Working from home isn’t just possible, it’s almost normal in certain spheres of employment, and just as possible is working from Starbucks (if you need that much coffee) or a local library (if you need the peace). It’s all wi-fi, and can be made quite secure if you need it to be.
Quite honestly, it makes it tricky dealing with an employment agency if they’re not aware of how much change there has been. Last year I did a day with a firm where they demanded I fill out a form with my CV while I sat in the office. The days of e-mailing in a Word document have been here for ages, and yet they insisted I copy out this information long hand. Can I trust these guys to match me with a job that reflects and respects the change in tech tools and dominance that I can clearly see when I’m out in the world, doing the work? Or should I trust the online recruitment sites who operate an impersonal dating service? In between is a fine line and not many agencies hit it for me.
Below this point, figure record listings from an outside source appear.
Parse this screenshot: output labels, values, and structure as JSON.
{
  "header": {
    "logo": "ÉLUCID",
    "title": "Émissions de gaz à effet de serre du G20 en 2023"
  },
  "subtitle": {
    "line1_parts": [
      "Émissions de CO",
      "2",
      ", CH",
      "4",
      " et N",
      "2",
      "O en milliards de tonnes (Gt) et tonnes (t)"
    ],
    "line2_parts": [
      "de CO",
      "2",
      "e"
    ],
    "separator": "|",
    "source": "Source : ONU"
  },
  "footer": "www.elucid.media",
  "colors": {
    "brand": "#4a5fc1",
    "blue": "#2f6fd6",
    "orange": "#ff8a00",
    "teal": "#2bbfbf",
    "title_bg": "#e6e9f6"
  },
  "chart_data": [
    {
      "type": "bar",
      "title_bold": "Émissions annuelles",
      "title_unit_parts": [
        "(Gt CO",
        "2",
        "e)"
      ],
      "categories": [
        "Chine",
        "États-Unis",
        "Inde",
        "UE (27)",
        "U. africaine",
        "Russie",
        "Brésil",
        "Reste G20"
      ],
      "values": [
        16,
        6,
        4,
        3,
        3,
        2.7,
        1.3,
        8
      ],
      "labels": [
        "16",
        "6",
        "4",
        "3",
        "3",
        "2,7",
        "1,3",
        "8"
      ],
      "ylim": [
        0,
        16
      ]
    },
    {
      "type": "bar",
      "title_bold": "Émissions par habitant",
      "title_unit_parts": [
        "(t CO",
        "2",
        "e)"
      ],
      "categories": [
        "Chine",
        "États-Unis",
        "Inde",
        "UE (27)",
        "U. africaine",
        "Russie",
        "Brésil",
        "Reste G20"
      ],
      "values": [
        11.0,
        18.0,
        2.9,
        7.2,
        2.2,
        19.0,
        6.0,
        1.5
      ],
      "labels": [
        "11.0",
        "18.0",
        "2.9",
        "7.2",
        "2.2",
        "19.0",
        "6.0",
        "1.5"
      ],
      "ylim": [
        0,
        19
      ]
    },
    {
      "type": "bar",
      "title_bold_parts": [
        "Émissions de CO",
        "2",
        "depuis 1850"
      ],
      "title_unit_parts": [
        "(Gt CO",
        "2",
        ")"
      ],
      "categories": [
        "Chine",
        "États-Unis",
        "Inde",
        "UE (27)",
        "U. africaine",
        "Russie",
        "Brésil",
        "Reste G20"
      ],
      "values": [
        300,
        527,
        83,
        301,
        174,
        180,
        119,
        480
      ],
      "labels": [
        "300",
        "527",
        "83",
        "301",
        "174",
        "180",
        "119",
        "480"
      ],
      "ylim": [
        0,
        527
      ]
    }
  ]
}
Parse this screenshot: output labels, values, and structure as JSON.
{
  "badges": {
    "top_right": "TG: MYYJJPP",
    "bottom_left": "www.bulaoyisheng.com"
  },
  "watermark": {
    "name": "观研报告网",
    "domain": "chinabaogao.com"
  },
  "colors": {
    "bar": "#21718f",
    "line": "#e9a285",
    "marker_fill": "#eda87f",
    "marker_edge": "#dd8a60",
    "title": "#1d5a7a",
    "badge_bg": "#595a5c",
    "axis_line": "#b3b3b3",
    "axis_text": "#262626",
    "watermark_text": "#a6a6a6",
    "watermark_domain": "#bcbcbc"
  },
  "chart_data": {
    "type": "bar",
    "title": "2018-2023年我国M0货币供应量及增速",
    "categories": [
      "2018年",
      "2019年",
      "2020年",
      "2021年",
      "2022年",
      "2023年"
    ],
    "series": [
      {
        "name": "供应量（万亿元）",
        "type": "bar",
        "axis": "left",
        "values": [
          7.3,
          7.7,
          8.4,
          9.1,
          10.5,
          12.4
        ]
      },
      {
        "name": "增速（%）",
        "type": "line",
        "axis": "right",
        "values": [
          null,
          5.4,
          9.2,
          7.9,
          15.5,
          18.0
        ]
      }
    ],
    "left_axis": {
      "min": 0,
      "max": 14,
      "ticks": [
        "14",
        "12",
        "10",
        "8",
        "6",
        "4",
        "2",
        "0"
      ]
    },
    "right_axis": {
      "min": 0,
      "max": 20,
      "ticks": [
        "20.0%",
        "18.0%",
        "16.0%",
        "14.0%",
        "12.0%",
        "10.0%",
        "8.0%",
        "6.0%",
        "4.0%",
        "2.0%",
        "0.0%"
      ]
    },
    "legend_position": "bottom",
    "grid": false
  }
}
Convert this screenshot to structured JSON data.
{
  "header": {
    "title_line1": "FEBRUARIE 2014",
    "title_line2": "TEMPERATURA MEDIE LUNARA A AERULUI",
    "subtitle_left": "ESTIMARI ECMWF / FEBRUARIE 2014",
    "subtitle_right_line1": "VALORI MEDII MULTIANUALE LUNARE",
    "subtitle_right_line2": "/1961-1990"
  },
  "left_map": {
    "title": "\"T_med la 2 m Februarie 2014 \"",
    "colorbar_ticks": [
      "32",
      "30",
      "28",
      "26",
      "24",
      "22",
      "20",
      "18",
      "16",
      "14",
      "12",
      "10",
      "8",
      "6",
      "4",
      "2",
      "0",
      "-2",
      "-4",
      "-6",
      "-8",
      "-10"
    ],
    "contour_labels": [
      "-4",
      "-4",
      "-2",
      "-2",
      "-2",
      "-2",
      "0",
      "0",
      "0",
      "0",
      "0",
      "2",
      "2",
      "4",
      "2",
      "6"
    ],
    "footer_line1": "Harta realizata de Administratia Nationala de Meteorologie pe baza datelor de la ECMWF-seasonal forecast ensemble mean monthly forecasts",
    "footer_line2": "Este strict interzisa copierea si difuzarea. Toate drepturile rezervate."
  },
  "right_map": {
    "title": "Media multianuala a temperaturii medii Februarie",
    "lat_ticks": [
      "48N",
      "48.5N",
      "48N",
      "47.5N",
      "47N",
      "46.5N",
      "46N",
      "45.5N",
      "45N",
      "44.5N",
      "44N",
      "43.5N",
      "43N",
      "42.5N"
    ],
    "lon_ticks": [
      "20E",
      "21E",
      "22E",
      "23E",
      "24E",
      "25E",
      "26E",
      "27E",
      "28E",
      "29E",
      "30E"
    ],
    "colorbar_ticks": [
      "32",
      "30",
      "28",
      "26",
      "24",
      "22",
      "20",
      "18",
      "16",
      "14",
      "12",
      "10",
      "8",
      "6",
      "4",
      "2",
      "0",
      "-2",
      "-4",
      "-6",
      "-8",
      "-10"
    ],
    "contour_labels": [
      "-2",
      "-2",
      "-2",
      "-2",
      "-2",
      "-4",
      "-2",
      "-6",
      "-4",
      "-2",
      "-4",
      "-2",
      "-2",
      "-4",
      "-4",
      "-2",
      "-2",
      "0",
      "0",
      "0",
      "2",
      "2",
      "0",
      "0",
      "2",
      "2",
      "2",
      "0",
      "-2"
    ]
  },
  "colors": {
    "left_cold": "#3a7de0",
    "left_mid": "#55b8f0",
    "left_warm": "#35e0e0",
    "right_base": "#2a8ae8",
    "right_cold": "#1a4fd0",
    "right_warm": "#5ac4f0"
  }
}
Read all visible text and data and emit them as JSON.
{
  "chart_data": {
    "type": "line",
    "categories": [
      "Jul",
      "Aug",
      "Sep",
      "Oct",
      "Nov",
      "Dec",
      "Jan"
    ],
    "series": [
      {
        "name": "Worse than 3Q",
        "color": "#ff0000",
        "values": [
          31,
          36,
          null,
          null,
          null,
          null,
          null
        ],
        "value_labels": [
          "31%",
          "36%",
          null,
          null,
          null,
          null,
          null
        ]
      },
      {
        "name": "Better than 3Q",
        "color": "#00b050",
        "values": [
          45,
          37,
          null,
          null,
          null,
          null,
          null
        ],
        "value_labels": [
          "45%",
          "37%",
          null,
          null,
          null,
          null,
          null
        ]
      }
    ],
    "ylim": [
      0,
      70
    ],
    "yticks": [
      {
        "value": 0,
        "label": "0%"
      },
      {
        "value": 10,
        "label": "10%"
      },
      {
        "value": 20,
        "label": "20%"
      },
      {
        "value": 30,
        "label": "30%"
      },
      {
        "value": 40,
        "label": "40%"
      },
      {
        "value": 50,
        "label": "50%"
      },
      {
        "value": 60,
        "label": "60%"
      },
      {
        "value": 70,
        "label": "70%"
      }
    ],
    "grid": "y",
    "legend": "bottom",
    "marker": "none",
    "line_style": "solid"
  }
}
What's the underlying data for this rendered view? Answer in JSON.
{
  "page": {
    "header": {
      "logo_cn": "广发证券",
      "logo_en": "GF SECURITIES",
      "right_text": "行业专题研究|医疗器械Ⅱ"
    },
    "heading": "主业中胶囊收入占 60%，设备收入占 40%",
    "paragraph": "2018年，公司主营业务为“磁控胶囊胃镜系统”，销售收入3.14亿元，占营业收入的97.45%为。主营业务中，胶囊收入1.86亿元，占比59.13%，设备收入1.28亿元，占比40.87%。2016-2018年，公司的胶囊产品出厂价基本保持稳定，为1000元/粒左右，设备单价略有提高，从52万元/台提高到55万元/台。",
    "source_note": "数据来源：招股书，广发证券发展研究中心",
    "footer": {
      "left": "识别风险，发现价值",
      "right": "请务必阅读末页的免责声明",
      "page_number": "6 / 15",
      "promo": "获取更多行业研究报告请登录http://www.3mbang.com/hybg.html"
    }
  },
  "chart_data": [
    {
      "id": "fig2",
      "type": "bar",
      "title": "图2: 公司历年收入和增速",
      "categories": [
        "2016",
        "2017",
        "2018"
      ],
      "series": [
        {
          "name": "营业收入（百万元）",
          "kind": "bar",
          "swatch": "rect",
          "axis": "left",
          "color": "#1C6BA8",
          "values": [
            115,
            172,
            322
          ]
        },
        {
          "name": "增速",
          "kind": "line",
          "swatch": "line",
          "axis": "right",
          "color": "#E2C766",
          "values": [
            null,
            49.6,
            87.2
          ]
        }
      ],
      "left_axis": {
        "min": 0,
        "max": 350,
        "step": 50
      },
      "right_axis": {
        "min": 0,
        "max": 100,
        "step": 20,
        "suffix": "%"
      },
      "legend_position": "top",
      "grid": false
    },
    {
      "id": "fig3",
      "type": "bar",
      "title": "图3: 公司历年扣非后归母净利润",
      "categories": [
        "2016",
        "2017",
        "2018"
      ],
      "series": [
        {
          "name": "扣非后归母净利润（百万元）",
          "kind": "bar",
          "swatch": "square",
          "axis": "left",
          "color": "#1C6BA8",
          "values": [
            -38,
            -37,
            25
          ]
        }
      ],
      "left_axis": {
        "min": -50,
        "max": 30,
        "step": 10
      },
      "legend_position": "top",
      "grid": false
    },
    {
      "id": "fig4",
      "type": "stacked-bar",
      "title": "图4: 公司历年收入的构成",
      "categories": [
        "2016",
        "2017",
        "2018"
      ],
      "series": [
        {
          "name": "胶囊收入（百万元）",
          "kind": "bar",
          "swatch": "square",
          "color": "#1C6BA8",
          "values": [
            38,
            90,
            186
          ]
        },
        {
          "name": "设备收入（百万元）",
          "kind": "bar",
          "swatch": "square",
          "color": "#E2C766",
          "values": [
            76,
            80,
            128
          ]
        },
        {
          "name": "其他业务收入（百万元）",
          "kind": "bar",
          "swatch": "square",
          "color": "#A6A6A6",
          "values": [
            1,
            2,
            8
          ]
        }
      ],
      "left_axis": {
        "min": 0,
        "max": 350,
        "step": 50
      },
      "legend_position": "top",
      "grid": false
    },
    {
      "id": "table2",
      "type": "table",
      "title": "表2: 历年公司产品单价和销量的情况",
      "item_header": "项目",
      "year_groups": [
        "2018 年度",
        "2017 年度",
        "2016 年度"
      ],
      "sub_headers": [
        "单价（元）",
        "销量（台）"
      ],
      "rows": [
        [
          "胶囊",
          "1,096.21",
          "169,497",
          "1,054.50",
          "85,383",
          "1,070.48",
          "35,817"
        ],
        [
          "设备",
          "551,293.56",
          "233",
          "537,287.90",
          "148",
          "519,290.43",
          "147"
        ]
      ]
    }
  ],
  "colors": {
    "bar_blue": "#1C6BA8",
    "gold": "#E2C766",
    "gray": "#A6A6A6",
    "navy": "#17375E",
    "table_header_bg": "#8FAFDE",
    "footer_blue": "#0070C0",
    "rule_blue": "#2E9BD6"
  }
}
There must be a better solution, but I have no idea what it would be. Everybody has different priorities for a start. Since petrol became so expensive and my children started getting big enough to want me as a taxi service of an evening, the length of my commute is a serious barrier to some job roles I would have otherwise considered. That wouldn’t be the case for other people.
Does anybody fancy hiring a tech savvy, numerate, literate and charming individual who fancies not travelling too far from home? I live in Walsall, by the way. No reasonable offer left unconsidered.